Speaker
Description
For the HL-LHC the CMS detector requires a major upgrade, called Phase-2 Upgrade, in order to provide the necessary physics performance under the challenging conditions of high luminosity. The CMS Tracker will be entirely replaced with a new tracking system, with a substantial increase in the number of channels and an improved spatial resolution. The Tracker Barrel Pixel detector (TBPX) is the central innermost part of the Inner Tracker (IT), and it is made out of four cylindrical layers, each 400 mm long, located between 30 mm and 146.5 mm away from the beamline. The layers are composed of ladders, structural elements in carbon fiber, on which the silicon modules are positioned, supported by mechanical flanges. The flanges, allocated at the entrance of the barrel, play an essential role for the module supports position and for the services distribution.

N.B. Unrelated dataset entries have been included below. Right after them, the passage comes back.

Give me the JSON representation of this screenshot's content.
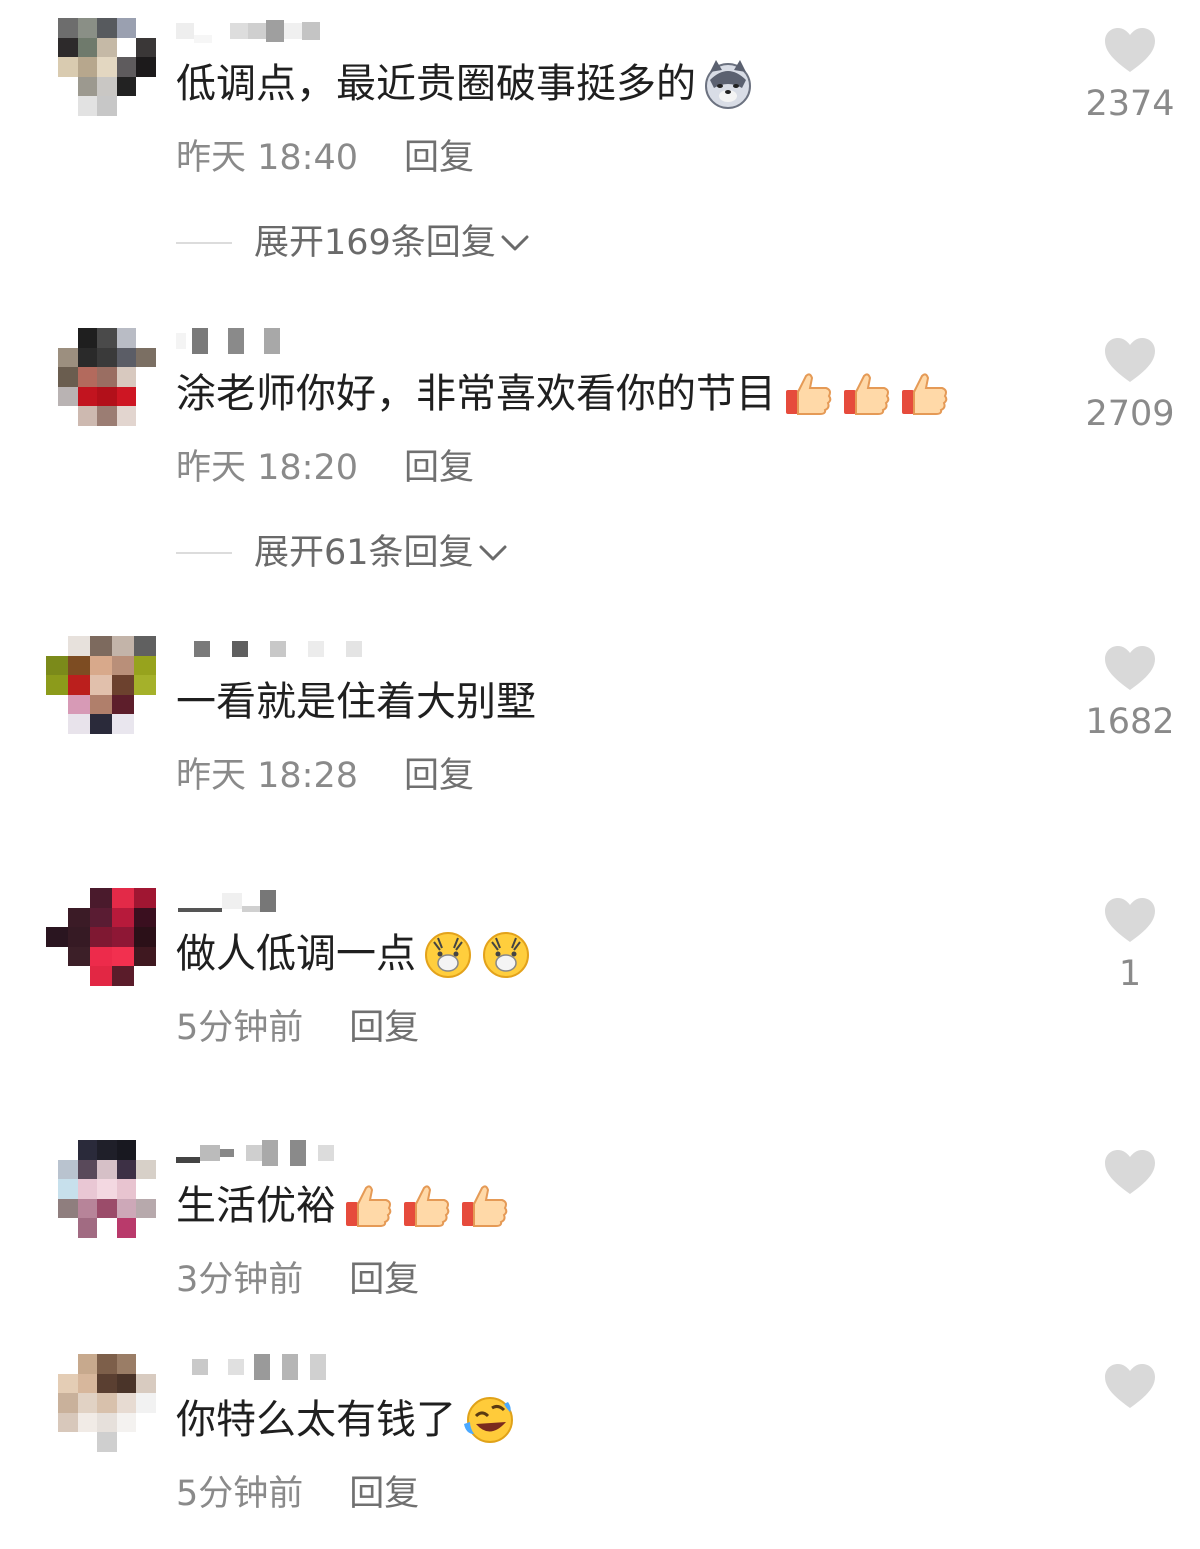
{
  "comments": [
    {
      "text": "低调点，最近贵圈破事挺多的",
      "emoji": [
        "doge-emoji"
      ],
      "time": "昨天 18:40",
      "reply_label": "回复",
      "likes": "2374",
      "expand_label": "展开169条回复"
    },
    {
      "text": "涂老师你好，非常喜欢看你的节目",
      "emoji": [
        "thumbs-up-emoji",
        "thumbs-up-emoji",
        "thumbs-up-emoji"
      ],
      "time": "昨天 18:20",
      "reply_label": "回复",
      "likes": "2709",
      "expand_label": "展开61条回复"
    },
    {
      "text": "一看就是住着大别墅",
      "emoji": [],
      "time": "昨天 18:28",
      "reply_label": "回复",
      "likes": "1682"
    },
    {
      "text": "做人低调一点",
      "emoji": [
        "shocked-emoji",
        "shocked-emoji"
      ],
      "time": "5分钟前",
      "reply_label": "回复",
      "likes": "1"
    },
    {
      "text": "生活优裕",
      "emoji": [
        "thumbs-up-emoji",
        "thumbs-up-emoji",
        "thumbs-up-emoji"
      ],
      "time": "3分钟前",
      "reply_label": "回复",
      "likes": ""
    },
    {
      "text": "你特么太有钱了",
      "emoji": [
        "laughing-emoji"
      ],
      "time": "5分钟前",
      "reply_label": "回复",
      "likes": ""
    }
  ],
  "colors": {
    "text": "#1f1f1f",
    "meta": "#8a8a8a",
    "heart": "#d9d9d9"
  }
}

The mechanical flanges allow for assembly of the four cylindrical layers with precise positioning of each ladder, the structural support of the modules. We have investigated different materials for the production of the mechanical flanges, evaluating standard PEEK, carbon PEEK and other innovative composite materials. Many efforts are being employed for the complex design, the feasibility study and the manufacturing process.
The flanges also support the distribution of CCA (Copper Clad Aluminum) power cables, CO2 cooling tubes, and e-links (twisted pair cables sending I/O signal to the LPGBT). A Flexible Printed Circuit (FPC) with aluminum traces has been designed to route serial powering and sensor high voltage lines to the detector modules, solving numerous problems of minimum space, bending radius and material quantity. Much effort has been spent in the design of these circuits, in compliance with the specifications in terms of power, thermal dissipation, radiation resistance and material budget. We evaluated different designs, manufacturing technologies and stratigraphies in order to obtain a circuit which respects the specifications. We are working in strong collaboration with other research institutes, several companies and CERN workshop.
The mechanical flange design allows the correct fixing of the stainless still mini-tubes, used for the module CO2 cooling, with dedicated clamps that guarantee the correct tube position during the flanges assembly procedure and provide FPC heat dissipation. The e-link routing has dedicated portions on the flange to allow easy replacement of L1-layer planned after three years of running. Due to the numerous services to be arranged in dedicated paths and compatible with the assembly procedure, specific devices have been implemented in the structure.
3D printing has proved to be an excellent solution to validate the preliminary design phase of prototypes and in the realization of jigs and tools for the numerous assembly steps. Low production cost and high production speed allowed the printing of several jigs, gluing templates, handling/assembly tools, bending masks and various mockups for the construction and the validation of the first prototypes.